The car was yellow, and huge, and the headlights looked like two oilcans lying on their sides between the fenders. "This thing was made before World War One, " Mack said. As we looked the big box came closer and we moved to the side of the road. "The license tag said 'Good Ole Days". They got that right, " Mack said. There seemed to be an old man with a scraggly white beard driving, with a fat frizzled - haired woman in the front. We were too astonished to stick our thumb our, but as they got next to us, Ma Kettle (is who she looked like) said, "Give them a ride, Amos."
Amos moved the throttle levers, which stuck out like wings on both sides of the steering wheel. The car gave two loud backfires with puffs of smoke from the exhaust, and came to a stop. "Hop in boys, and we will go to town. " Amos said through his brown-stained beard. "We're on our way to Arcadia to see our son, but we can't find the sign. Makes it hard for us, 'cause we can't read none, neither. If you see a sign, read it for us, and we'll be much obliged". Amos reached out his window and turned the door handle to let us in. The car was so old that both doors opened from the center post, and if the back door opened while you were driving, the wind would hold it back and you couldn't close it. It did make it easy to get in though, after we went around. Mack held the door open and I slid across. The big back seat looked like chickens had been roosting inside with white dribbles all down the back of the seat. It seemed like none of the chickens ever faced the front, they all pooped on the seat.

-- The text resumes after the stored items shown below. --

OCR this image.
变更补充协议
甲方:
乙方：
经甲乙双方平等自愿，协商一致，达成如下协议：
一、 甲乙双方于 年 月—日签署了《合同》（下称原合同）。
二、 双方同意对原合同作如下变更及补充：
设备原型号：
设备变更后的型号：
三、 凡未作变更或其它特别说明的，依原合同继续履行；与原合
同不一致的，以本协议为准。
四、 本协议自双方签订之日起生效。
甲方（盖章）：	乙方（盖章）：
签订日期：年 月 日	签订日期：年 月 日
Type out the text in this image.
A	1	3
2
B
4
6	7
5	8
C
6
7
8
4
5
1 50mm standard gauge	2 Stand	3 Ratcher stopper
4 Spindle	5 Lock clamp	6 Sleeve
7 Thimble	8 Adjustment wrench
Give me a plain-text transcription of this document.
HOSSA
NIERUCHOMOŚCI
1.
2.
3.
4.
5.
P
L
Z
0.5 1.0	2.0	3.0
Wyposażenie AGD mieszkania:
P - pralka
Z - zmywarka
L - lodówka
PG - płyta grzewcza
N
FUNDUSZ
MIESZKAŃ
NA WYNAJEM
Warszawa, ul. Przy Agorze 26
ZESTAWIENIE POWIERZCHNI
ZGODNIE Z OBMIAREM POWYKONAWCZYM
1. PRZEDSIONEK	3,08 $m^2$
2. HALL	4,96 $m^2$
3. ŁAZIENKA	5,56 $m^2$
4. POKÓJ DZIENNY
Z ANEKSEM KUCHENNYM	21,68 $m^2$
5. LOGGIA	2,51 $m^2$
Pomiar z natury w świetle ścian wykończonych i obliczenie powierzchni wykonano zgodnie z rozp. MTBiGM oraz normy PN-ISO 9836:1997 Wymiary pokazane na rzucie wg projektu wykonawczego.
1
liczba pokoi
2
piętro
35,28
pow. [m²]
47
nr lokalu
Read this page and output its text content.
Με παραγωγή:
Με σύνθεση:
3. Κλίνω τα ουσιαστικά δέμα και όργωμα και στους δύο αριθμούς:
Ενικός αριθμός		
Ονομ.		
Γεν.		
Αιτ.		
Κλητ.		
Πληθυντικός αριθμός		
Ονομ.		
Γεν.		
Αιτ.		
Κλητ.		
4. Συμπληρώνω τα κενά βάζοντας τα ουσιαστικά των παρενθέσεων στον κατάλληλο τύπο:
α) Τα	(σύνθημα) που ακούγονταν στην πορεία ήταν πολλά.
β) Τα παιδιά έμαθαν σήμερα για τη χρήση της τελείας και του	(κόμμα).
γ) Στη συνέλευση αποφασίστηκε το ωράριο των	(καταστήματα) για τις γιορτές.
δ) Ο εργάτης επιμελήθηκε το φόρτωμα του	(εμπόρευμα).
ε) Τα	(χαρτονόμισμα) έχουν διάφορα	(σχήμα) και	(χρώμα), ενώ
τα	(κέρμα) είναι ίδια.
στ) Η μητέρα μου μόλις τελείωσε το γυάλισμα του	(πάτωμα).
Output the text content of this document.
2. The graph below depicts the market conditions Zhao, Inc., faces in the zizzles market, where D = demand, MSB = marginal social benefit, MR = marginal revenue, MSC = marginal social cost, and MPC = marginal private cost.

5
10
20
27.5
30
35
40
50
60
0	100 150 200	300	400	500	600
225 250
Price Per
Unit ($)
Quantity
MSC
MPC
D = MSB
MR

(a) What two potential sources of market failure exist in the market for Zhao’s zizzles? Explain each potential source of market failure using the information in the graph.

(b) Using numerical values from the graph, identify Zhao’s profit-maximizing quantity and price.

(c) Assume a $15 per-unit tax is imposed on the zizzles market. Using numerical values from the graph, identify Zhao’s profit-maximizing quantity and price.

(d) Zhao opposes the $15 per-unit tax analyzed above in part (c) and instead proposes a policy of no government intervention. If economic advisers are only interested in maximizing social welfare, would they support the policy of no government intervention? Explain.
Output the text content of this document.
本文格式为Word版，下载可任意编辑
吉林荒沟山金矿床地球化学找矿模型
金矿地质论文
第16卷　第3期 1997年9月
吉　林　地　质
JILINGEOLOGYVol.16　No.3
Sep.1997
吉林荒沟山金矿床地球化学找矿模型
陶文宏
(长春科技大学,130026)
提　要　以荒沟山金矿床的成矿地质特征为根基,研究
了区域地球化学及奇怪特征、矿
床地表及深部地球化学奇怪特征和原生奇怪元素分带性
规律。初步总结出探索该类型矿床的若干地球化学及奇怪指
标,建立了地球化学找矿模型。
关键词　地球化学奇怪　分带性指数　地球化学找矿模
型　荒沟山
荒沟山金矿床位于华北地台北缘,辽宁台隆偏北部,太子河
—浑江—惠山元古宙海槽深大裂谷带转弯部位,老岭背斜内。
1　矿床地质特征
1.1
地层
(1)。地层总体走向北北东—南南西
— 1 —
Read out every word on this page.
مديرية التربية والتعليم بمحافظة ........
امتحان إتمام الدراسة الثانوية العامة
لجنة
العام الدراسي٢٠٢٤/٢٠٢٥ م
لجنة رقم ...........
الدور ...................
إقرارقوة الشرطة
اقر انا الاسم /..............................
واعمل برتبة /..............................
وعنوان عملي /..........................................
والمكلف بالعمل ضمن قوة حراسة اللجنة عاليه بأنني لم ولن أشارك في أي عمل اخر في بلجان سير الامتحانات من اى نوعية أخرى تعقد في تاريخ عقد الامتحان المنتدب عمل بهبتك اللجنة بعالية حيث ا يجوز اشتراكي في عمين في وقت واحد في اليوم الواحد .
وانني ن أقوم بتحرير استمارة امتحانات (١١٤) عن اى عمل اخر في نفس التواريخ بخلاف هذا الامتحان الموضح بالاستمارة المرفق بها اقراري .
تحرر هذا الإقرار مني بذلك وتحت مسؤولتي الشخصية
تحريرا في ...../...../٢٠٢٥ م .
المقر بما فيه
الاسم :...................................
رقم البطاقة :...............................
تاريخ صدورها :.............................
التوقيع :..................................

With a grind and a jerk, we started down the street. "Gimme yo snuff Amos, and I’ll take a dip," the fat lady said, holding out her hand to her husband. She took the small tin can, pulled out her bottom lip with her thumb and finger and poured some of the reddish- brown-looking powder in her mouth. When the snuff can had passed back to Amos, she said to him, "I sho am glad you didn't hit that gator. We might of broken a tire or somethin." She half turned to us in the back and continued, "Yas suh, about a six-footer just runnin' down the road, and kept on after us after we passed him. They sho get mean during mating season." While we were still digesting that, she turned her body toward the front, and twisted her head to the right. I was totally unprepared for what followed. A stream of brown spit shot out of her mouth and most of it went out the window. The part that did not go out came into the back seat. My face was sprinkled, and my shirt was speckled. I rubbed my face dry with my hand and looked for something to wipe off my shirt, but it was too late. I did get a good square of cardboard off the floor, and it was spattered with white chicken-marks but when she spit three more times before we got out, it sure was helpful.
"Got enough snuff, Clara? " Amos asked. When she nodded yes, Amos asked me, "What does that sign with a bottle of Coca Cola on it say? My sign should be along here somewhere.